A Facebook page and teaser for The Lonsdale Street Project were launched this week, with debate about New versus Old Braddon already on the agenda.
Among those contributing to the debate was Mr Bulum, whose family company has on one hand created the grungier success stories such as the Lonsdale Traders and The Hamlet food van site, while also overseeing the rise of large mixed-use developments along the street.
Developments Palko and NiBu will rise on the site of the old Lonsdale Traders, featuring apartments, a boutique hotel, laneways and a gallery. Mr Bulum maintains "Lonsdale Street Traders hasn't died; it's across the road, just reinvented", referring to the fact some of its pop-up tenants have moved into the new Ori building.
Mr Bulum said there was little to love about most of the older buildings in Braddon ("There are heritage-listed buidings and they will stay but most are really bad, mid-80s, mall-type buildings - is that what people want?").
It was the "people and the passion" that had recreated Braddon, he said. "Those buildings were in Braddon for years and no one went there," Mr Bulum said. "It's the independent businesses opening up that have brought people here."
He also disputed rents were getting out of hand in Braddon, saying there were $350 to $650 per square metre per annum which he maintained was cheaper than the Kingston foreshore.
And Lonsdale Street continues to attract new business, despite talk that rents are on the rise.
Trevor and Che McGee opened their children's store, Tip You're In, next to The Hamlet food van outlets just two weeks ago, convinced it was the place to be.
"I haven't heard anybody say anything bad about Lonsdale Street, I think they all love what's happening here," Mr McGee said.
"It's a really, cool vibrant street which is also transforming Canberra to an extent. All that talk about Canberra being the centre of cool, I don't think there is a cooler strip than Lonsdale, to be honest."
The McGees have taken a two-year sub-lease from a previous tenant which occupied one of the older buildings on the strip.
"It's not cheap but it's not horrendously expensive," Mr McGee said, of the rent. "I've heard some numbers being thrown around in the new buildings of upwards $800 a square metre over the course of a year, which would be very hard for us to deal with."
The McGees will have an option to extend for a further three years at the end of their lease.
"I think we're a little bit fortunate we're in one of the older buildings," he said. "I guess as the new buildings are developed and everything is brand, spanking new, the developers obviously have to get their return on that, and that's where the higher rents are coming in.
"That would be my concern - after two years, after we get established - what would happen with the rents because you can get priced out of the market.

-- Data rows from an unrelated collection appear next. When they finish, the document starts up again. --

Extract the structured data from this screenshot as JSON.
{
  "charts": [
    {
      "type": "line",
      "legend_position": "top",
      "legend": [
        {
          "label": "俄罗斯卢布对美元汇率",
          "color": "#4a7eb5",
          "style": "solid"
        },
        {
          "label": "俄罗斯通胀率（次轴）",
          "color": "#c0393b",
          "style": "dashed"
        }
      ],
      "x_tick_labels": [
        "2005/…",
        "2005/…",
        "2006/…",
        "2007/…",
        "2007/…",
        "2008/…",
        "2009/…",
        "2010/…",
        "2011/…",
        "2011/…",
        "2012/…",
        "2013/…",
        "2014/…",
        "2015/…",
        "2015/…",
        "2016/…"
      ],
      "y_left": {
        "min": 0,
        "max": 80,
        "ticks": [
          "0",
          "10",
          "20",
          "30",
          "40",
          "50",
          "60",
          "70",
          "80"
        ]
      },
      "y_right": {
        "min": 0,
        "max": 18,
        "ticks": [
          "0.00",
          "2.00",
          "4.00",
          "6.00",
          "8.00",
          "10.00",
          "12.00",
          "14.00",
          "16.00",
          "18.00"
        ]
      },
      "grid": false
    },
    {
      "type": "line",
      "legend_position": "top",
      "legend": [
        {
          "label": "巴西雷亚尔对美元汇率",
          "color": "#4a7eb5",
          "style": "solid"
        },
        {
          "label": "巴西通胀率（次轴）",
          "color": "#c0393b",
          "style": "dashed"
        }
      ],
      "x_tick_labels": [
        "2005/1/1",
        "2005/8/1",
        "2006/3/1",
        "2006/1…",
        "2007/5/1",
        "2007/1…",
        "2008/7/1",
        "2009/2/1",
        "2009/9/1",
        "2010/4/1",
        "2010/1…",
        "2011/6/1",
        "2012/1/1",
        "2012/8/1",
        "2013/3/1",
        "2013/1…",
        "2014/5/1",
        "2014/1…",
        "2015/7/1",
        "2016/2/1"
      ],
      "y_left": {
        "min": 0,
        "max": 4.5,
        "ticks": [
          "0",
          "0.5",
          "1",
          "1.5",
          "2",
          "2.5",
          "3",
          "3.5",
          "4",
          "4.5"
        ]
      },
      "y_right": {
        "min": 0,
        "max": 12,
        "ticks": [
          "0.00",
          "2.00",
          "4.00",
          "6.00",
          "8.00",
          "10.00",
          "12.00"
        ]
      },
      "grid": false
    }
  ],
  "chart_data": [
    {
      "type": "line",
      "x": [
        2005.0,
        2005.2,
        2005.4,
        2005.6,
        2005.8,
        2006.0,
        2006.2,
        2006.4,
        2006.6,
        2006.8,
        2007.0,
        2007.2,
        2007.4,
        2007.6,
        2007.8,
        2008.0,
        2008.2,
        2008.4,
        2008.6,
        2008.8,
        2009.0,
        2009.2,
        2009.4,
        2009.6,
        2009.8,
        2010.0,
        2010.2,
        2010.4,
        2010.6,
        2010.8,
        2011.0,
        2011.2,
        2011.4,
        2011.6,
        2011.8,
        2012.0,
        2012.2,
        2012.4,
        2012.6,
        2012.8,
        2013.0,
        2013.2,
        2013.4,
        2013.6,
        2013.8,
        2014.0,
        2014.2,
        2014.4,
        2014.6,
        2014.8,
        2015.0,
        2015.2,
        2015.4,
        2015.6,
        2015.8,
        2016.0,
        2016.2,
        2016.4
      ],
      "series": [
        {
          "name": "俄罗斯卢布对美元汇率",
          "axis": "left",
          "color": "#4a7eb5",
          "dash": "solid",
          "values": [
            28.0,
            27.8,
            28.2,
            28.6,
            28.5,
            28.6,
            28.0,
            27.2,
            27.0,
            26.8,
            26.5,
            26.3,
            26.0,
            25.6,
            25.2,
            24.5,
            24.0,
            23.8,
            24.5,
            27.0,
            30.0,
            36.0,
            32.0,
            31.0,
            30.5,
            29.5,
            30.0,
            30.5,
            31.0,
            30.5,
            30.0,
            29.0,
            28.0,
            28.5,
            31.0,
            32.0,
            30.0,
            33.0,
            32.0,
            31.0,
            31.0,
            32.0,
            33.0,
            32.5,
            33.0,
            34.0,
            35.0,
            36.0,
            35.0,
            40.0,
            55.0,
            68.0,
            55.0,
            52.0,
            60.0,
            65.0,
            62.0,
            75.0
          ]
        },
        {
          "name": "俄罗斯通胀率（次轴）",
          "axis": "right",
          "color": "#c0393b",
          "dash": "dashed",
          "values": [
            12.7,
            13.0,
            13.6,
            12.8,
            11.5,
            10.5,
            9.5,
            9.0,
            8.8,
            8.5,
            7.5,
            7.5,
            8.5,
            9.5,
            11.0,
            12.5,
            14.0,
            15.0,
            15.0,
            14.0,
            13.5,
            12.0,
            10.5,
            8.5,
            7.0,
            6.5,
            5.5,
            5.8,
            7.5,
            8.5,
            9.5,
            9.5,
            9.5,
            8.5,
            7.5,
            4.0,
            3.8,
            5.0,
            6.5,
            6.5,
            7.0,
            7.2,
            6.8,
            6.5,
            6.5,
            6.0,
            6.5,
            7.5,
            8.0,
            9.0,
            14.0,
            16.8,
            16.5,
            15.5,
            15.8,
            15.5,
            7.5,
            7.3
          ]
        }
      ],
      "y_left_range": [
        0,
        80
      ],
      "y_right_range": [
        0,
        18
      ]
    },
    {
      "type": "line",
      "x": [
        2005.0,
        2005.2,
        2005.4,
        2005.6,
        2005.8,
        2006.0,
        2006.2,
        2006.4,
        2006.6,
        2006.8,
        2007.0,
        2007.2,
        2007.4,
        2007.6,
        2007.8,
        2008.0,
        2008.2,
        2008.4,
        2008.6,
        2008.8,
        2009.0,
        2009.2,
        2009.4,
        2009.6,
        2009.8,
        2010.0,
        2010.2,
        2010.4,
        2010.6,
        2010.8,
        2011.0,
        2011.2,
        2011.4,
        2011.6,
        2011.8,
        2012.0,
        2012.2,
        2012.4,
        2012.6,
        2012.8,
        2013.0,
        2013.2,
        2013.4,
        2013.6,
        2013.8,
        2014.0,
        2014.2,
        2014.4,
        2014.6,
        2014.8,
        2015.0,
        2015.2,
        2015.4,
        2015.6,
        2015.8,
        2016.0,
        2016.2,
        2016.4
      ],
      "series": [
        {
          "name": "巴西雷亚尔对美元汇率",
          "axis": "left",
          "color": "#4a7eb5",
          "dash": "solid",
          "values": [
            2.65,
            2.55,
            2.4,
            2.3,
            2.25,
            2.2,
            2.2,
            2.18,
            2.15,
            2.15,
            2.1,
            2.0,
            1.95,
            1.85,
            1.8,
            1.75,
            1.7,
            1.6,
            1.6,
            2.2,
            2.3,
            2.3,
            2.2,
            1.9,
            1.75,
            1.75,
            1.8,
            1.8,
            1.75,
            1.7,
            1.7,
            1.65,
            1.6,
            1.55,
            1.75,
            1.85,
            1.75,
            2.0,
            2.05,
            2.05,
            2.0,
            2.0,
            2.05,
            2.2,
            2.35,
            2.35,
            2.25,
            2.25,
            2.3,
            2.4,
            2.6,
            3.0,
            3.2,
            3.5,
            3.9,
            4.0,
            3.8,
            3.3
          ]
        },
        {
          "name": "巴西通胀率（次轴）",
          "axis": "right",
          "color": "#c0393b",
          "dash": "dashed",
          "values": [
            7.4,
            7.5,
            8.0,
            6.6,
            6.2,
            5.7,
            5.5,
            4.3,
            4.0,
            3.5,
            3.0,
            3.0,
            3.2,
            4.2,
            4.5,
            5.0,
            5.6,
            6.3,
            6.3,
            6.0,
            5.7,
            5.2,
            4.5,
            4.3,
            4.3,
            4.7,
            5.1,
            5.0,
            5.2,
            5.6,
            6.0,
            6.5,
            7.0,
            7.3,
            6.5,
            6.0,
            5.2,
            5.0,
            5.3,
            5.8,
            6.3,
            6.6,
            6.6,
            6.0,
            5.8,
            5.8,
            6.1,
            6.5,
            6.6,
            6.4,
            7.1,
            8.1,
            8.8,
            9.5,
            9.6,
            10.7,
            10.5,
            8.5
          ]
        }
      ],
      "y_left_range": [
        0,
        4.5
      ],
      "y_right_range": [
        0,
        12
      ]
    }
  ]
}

You have to sell a lot of product to pay your rent, let alone yourself and everything else you have to pay."
Meanwhile, Mr Maher, who grew up in Kambah and went on to be a television producer in New York, only to return to Canberra to raise a family, says Braddon reminds him of the edgier, village feel of the Lower East Side of New York.
He is convinced Braddon is enjoying its "halcyon days" but maintains it hasn't peaked. And now is the right time to document it.
"It's like a teenager, it's found out it can do all this cool stuff, and filled its boots and I think it's a good thing to capture that," he said.